I have a problem that is very similar to gambler's ruin but with a major modification. It is similar in the sense that you have an initial capital $n$, your wealth goes up or down by 1 dollar after every turn. To generalize, we do not assume equal up/down probabilities. Instead, we have a probability of going up equal to $u$ and probability of going down equal to $d$. You will stop "gambling" once you win enough and your wealth reaches a level $M$ or once you lose too much and your wealth reaches a level $m$. Obviously, 0 < $m$ < $n$ < $M$. For even greater generality, let us assume that after every turn, your wealth can stay constant with probability $1 - u - d$. So far, I can still answer this problem. It is well-known that the probability of reaching $M$ before reaching $m$ is equal to
$$p_n = \frac{1-\left(\frac{d}{u}\right)^{n-m}}{1-\left(\frac{d}{u}\right)^{M-m}}$$
assuming $u \neq d$ and $u \neq 0$.
However, imagine that at every turn, you have a constant, non-zero probability equal to $b$ of immediately going bankrupt (i.e., your wealth immediately becomes zero). What is the probability of getting bankrupt before your wealth reaches $m$ or $M$?

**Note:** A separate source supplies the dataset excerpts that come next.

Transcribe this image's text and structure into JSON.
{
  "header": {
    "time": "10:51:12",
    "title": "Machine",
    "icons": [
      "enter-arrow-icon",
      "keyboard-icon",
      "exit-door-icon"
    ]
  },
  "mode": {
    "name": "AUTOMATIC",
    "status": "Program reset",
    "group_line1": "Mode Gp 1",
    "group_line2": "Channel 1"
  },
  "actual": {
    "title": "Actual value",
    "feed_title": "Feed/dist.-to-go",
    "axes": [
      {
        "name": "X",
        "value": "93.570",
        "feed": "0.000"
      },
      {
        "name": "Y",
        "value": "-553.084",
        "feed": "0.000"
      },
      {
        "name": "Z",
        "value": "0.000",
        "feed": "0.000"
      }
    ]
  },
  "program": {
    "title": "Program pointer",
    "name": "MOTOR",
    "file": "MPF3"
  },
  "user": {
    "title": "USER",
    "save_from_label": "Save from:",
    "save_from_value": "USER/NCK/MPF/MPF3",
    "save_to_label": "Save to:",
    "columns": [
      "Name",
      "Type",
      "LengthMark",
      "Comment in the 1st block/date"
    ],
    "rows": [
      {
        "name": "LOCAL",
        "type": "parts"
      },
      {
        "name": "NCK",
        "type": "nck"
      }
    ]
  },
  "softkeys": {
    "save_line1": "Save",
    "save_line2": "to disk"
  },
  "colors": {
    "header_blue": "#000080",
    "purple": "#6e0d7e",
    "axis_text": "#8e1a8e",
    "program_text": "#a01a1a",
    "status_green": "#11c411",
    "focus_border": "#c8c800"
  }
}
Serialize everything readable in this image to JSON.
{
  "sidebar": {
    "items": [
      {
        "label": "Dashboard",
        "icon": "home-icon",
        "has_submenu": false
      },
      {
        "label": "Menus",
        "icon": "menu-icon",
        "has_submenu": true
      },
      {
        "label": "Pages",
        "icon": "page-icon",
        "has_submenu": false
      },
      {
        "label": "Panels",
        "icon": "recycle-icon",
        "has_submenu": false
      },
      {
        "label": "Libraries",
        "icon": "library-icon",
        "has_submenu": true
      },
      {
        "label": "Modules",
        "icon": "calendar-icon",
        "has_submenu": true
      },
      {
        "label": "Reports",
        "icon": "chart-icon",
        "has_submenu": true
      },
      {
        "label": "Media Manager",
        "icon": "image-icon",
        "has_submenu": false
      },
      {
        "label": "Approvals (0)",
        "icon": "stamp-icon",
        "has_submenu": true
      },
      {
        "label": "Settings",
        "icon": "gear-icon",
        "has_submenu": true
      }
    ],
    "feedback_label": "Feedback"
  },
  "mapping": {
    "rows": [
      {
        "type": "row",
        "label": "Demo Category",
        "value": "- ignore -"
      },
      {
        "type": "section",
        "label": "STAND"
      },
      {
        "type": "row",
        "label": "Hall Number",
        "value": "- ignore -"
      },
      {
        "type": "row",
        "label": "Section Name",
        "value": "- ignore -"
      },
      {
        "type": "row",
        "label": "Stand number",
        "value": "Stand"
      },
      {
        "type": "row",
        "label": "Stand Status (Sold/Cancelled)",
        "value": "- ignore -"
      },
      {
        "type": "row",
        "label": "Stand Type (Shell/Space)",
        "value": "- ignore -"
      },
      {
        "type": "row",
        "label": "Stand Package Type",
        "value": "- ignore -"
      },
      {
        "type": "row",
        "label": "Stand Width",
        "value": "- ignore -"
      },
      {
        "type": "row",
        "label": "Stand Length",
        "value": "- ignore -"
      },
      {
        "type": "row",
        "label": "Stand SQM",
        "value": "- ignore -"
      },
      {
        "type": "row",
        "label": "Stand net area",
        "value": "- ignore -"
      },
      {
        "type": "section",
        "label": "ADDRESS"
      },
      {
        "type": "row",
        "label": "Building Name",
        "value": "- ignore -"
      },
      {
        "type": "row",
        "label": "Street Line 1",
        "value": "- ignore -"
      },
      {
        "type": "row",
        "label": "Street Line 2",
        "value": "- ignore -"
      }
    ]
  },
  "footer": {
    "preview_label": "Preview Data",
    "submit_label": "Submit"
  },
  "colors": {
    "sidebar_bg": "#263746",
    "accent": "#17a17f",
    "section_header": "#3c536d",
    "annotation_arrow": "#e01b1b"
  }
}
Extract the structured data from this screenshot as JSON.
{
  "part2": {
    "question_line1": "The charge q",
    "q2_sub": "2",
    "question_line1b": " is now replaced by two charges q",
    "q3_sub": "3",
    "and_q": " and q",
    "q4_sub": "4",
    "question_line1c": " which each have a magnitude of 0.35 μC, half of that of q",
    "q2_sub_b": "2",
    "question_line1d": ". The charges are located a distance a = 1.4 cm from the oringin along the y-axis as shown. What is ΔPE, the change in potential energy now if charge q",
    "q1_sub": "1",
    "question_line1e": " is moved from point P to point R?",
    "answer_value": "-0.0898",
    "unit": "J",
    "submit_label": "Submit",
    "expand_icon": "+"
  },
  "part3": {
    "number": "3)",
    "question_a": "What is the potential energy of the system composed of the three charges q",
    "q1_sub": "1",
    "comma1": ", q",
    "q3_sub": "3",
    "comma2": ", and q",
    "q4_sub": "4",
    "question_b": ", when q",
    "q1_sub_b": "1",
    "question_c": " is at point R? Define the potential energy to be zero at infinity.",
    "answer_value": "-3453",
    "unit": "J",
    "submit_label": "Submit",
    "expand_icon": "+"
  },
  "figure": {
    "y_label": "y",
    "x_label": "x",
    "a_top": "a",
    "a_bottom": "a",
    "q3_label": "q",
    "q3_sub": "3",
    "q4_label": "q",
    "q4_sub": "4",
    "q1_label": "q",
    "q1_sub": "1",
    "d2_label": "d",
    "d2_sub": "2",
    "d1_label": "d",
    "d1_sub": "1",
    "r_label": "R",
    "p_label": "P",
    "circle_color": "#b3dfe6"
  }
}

I modeled this as a pseudo birth-death-process Markov chain with three absorbing states ($m$, $M$, and bankruptcy) and I was able to setup a transition probability matrix that looks like a tri-diagonal matrix with entries $d$, $1-u-d$, $u$ in every row but with an extra column filled with $b$'s. I cannot seem to find an easy, closed-form formula for the probability of bankruptcy for a given starting state in this setup.
I also tried solving this problem using a recurrence relation $$p_n = d*p_{n-1} + (1-u-d-b)*p_n + u*p_{n+1} + b$$ where $p_n$ is the probability of bankruptcy given a starting wealth of $n$. However, the roots of my characteristic equation look messy and I don't know if they will lead me to a clean answer.
Can anyone point me to the right direction?
So the probability that you will eventually go bankrupt starting from wealth level $n$ satisfies
$$(1-c)p_n=up_{n+1} + d p_{n-1} + b$$
where $c=1-u-d-b$ is the probability to not move. You can rewrite that as
$$-up_{n+1}+(1-c)p_n-dp_{n-1}=b.$$
The boundary conditions are $p_m=p_M=0$.
The homogeneous solution is given in terms of the exponents $\lambda_{1,2}=\frac{1-c \pm \sqrt{(1-c)^2-4ud}}{2u}$. A particular solution can be obtained by taking $p_n \equiv C$, in which case you find that $(-u+1-c-d)C=b$; note that $1-c=u+d+b$ so $-u+1-c-d=b$, hence $C=1$. Now you're just left to solve the linear system for the boundary conditions, which reads $c_1 \lambda_1^m + c_2 \lambda_2^m = -1,c_1 \lambda_1^M + c_2 \lambda_2^M = -1$.